Зеркало

Владимир Затлер
    В августе седьмого дня календарной недели Глызин почувствовал стыд...

  После утренней прогулки поднялся по ступенькам на крыльцо, покурил крепкого табаку, семенящей походкой вошел в дом и принялся искать расческу. Заглянул к себе в спаленку; остановился напротив зеркала, чтобы вспомнить, зачем пришел; взглянул на свое отражение и обомлел. Будто за свои прожитые восемьдесят два года не доводилось ему видеть такого убожества.
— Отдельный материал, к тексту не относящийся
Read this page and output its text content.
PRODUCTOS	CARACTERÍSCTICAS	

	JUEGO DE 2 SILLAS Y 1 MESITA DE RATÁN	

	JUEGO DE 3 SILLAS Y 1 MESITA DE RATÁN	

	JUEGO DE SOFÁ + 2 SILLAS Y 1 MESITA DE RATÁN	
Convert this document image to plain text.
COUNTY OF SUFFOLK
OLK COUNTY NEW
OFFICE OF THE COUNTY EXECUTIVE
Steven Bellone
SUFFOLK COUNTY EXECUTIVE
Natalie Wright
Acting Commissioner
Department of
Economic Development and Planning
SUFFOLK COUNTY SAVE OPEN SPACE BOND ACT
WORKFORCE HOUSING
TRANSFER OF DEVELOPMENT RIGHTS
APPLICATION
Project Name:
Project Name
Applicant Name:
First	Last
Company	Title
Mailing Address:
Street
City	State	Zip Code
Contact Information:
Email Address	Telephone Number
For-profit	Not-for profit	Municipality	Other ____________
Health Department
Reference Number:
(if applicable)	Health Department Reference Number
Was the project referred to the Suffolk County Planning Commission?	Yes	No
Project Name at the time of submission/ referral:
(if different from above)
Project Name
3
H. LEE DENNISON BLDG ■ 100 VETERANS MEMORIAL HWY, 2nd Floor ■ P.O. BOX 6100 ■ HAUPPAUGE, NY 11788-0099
Никак не хотел себя признавать. Кожа на лице дряблая, вся в мелких морщинах. Глазки маленькие с опухшими веками. Нос большой с раздутыми и вздернутыми по краям ноздрями, чем-то похожими на морские ракушки. Плечи сутулые, одно выше другого. А ведь в молодости всё талдычил, что женщине чуть ли не сам Бог велел быть красивой; а мужику вовсе ни к чему щёки румянить; сила и ум – вот что важно для мужчины, будь он с виду хоть Змей Горыныч. Вот и накликал на себя...

   И стала ему жизнь не в радость. Покой потерял. На дню раз по десять к зеркалу подкрадётся и смотрит на себя: будто что изменится, – словно похорошеет. Глянет на старушку свою: как была красавицей в молодости, такой в шестьдесят семь лет и осталась. Вот только волосы слегка побелели, да ростом  немного пониже стала. И то, кажется, колени нарочно согнула; так и жди: сейчас выпрямится, распустит свою толстую косу и густым нежным голосом запоет песню русскую задушевную.   
               
   О Варваре Ильиничне пока что никто плохих слов не придумал, а хороших - дня не хватит пересказывать. Да и сама она никогда ни на кого зла в душе не таила. Душа у неё молодая, открытая – вся нараспашку, не то, что у Глызина. Его душа всё от посторонних глаз прячется; будто настолько неказисто выглядит, что и показаться стесняется, как и сам её хозяин не решается теперь лишний раз на себя в зеркало поглядеть.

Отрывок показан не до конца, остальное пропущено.